Background:

Myelodysplastic syndromes (MDS) and chronic myelomonocytic leukemia (CMML) are hematologic malignancies characterized by bone marrow (BM) dysplasia and ineffective hematopoiesis. Therapies are limited and survival outcomes dismal, especially once all standard-of-care options are exhausted. Clinical trial enrollment is paramount, though many barriers have resulted in disparate participation. Here, we sought to evaluate the impact of clinical trial enrollment on survival outcomes and identify barriers to clinical trial participation.

Methods

We retrospectively evaluated all screening instances of patients with MDS or CMML at a tertiary cancer center from February 2023 through April 2024. Clinical patient characteristics and BM data were assessed at the time of screening. Overall survival (OS) was analyzed using Kaplan-Meier method and compared using log-rank test. Multivariable analysis (MVA) was performed using Cox proportional hazards model.

Results

A total of 593 patients were screened for clinical trial enrollment, with 233 (39%) treated on protocol and 360 (61%) screen failures. Patients enrolled on clinical trials were older (74 vs 72 years, p=0.031); resided in metropolitan areas (Rural-Urban Commuting Area codes 1 vs 1, p=0.038); and had higher BM blasts (8 vs 4%, p<0.001), less neutrophils (absolute neutrophil count [ANC] 1.26 vs 1.77 x109/L, p=0.019), higher-risk disease by both International Prognostic Scoring System (IPSS; p<0.001) and Revised IPSS (IPSS-R; p<0.001), and had more often failed hypomethylating agent (HMA) therapy (52 vs 32%, p<0.001). Median OS was 67.4 months (95% confidence interval [CI]: 56.6, 110.0) from diagnosis and 17.9 months (95% CI: 16.3, not estimable [NE]) from the time of screening. There were no differences in OS from the time of diagnosis or screening by clinical trial enrollment (p=0.821 and p=0.242, respectively). By MVA, increasing age (p=0.020), higher BM blasts (p=0.004), lower hemoglobin levels (p=0.002), thrombocytopenia (p=0.026), higher ANC (p=0.041), more adverse cytogenetics (p<0.001), and HMA failure (p<0.001) predicted for inferior OS.

When including only untreated patients (n=351), OS was not reached (NR; 95% CI: 134, NE) from diagnosis and NR (95% CI: NE, NE) from screening. There were no differences in median OS by clinical trial enrollment (from diagnosis: p=0.108, from screening: p=0.181). However, when evaluating only patients with HMA failure (n=235), patients treated on a clinical trial had improved OS than those who were not (67.4 [95% CI: 44.4, 122.3] vs 38.1 months [95% CI: 33.1, 57.9], p=0.013). From the time of screening, median OS was 9.7 months (95% CI: 8.3, 14.2) for those treated on clinical trials and 7.7 months (95% CI: 4.9, 12.4) for those on standard therapies. By MVA, increasing age (p=0.009), higher BM blasts (0.026), thrombocytopenia (p=0.018), poorer risk cytogenetics (p<0.001), and treating off protocol (p=0.017) predicted for inferior survival.

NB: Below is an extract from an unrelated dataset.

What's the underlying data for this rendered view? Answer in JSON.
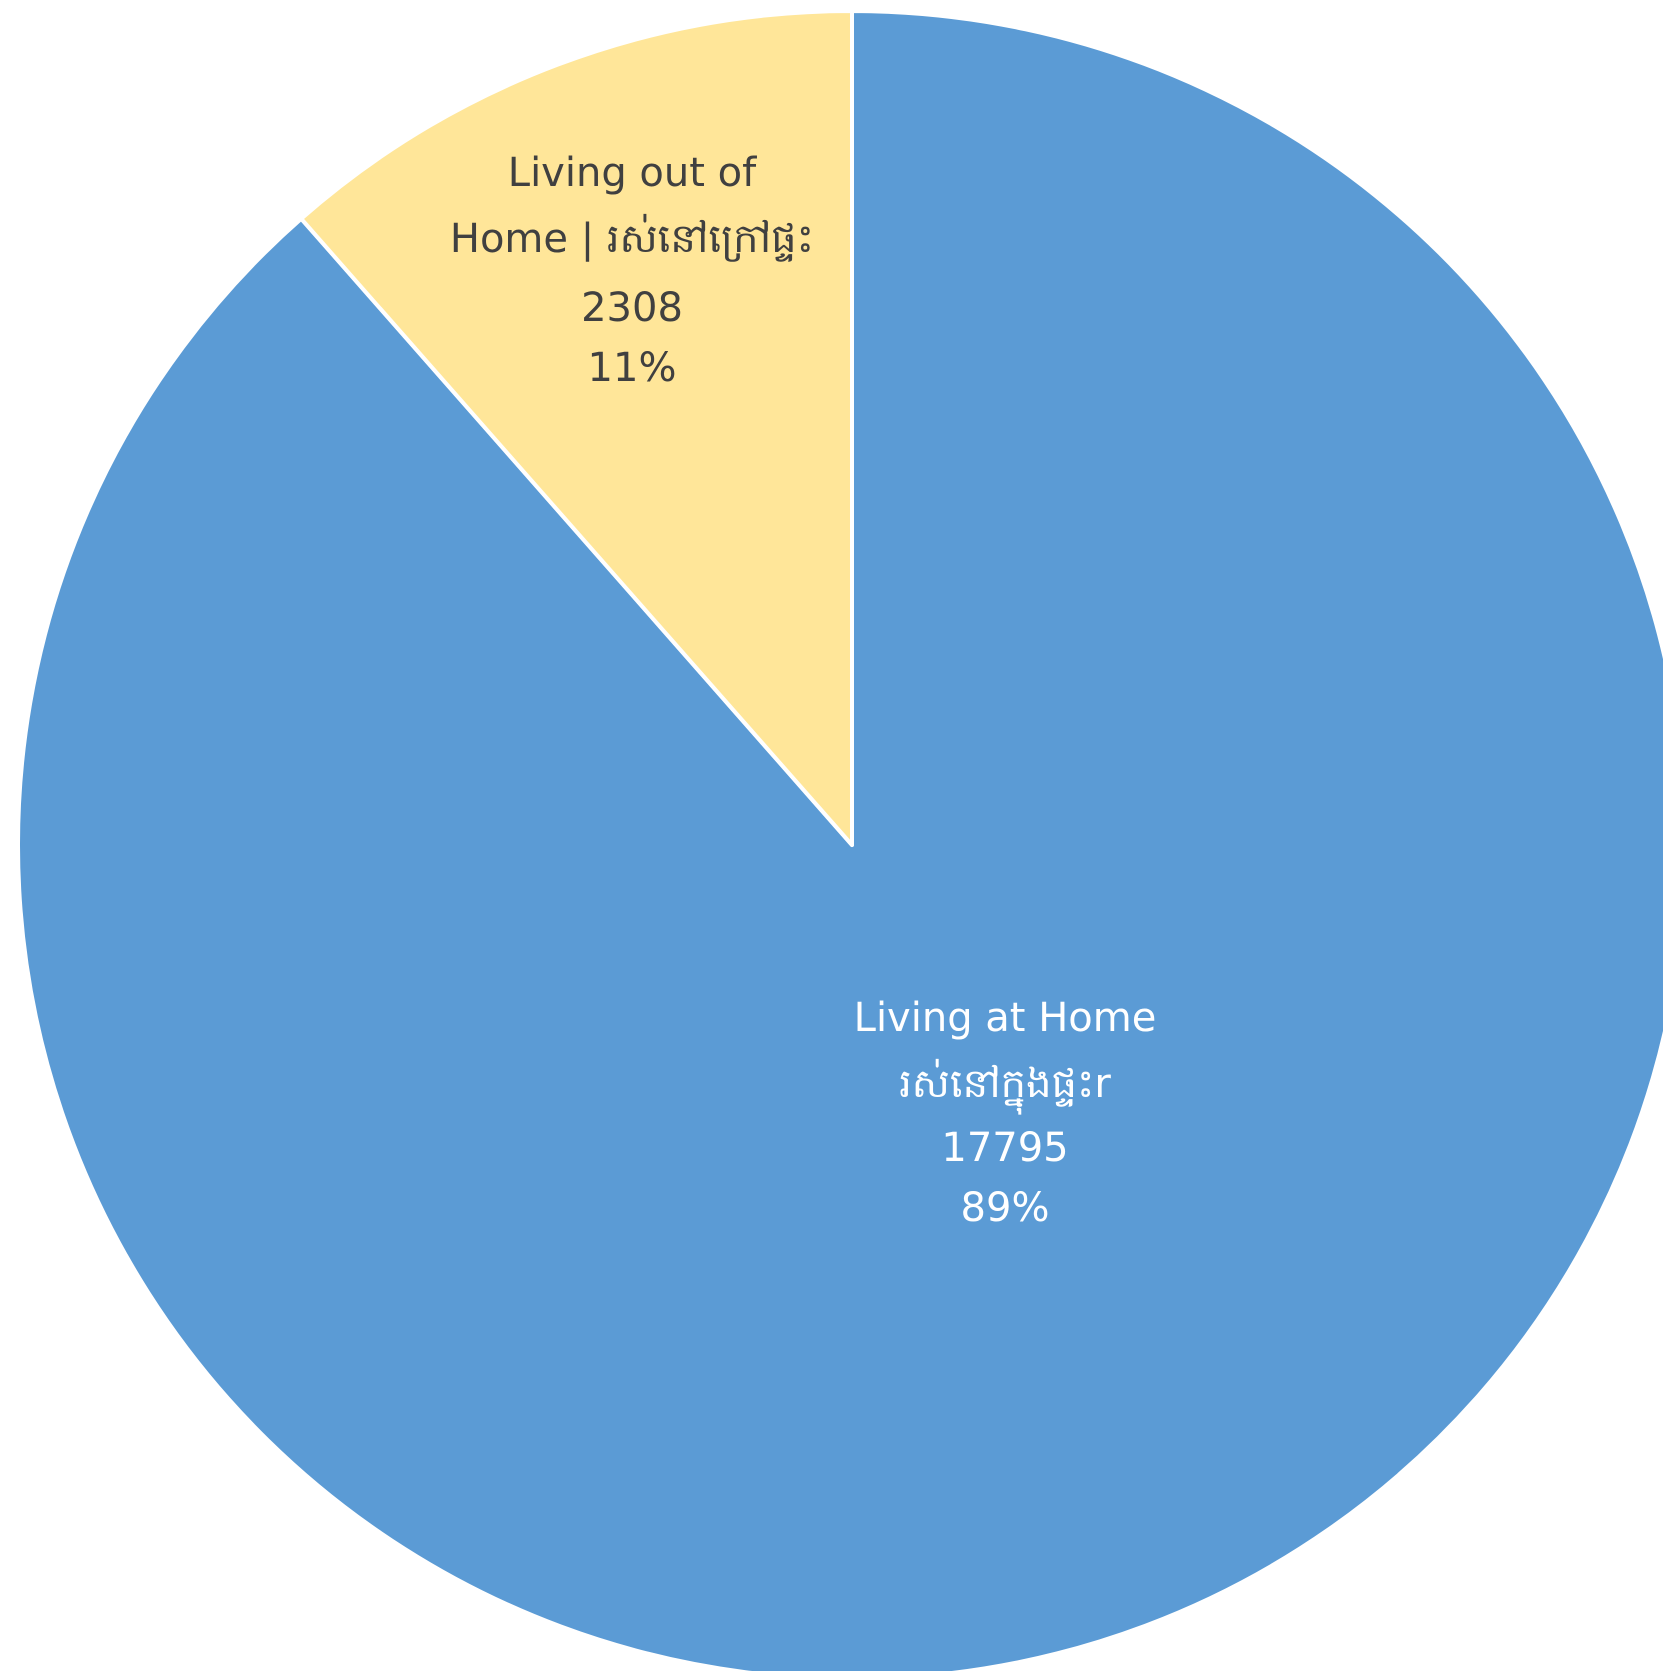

Reasons for screen failure included patient/physician decision in 224 (62%), comorbid conditions in 69 (19%), and trial logistics in 61 (17%). Six patients (2%) passed away prior to any treatment on or off a clinical trial and are subsequently excluded. Median OS from time of screening was NR, 14.2 (95% CI: 8.1, NE), and 17.2 months (95% CI: 12.4, NE) in the patient/physician decision, comorbidity, and logistics subgroups, respectively (p=0.009). In frontline screen failures, median OS was NR (95% CI: NE, NE) in both patient/physician decision and logistics subgroups and NR (95% CI: 11.2, NE) in the comorbidity subgroup (p=0.016). In those with HMA failure treated off protocol, median OS was also more inferior in those with comorbidities (patient/physician decision: 12.1 [95% CI: 6.8, NR], comorbidity: 4.9 [95% CI: 2.7, NR], logistics: 9.9 [95% CI: 1.5, NR]; p=0.070).

Conclusions

Clinical trial enrollment was more prevalent in older patients with MDS with higher-risk disease who resided in metropolitan areas and had already received HMA. Treating on investigative therapies resulted in better survival outcomes in patients with HMA failure MDS. Though comorbidities accounted for only 19% of screen fails, those patients had inferior survival than others who were not enrolled on clinical trials due to patient/physician decision or logistical issues. Therefore, less restrictive eligibility criteria in clinical trials are warranted for consideration in future investigative efforts.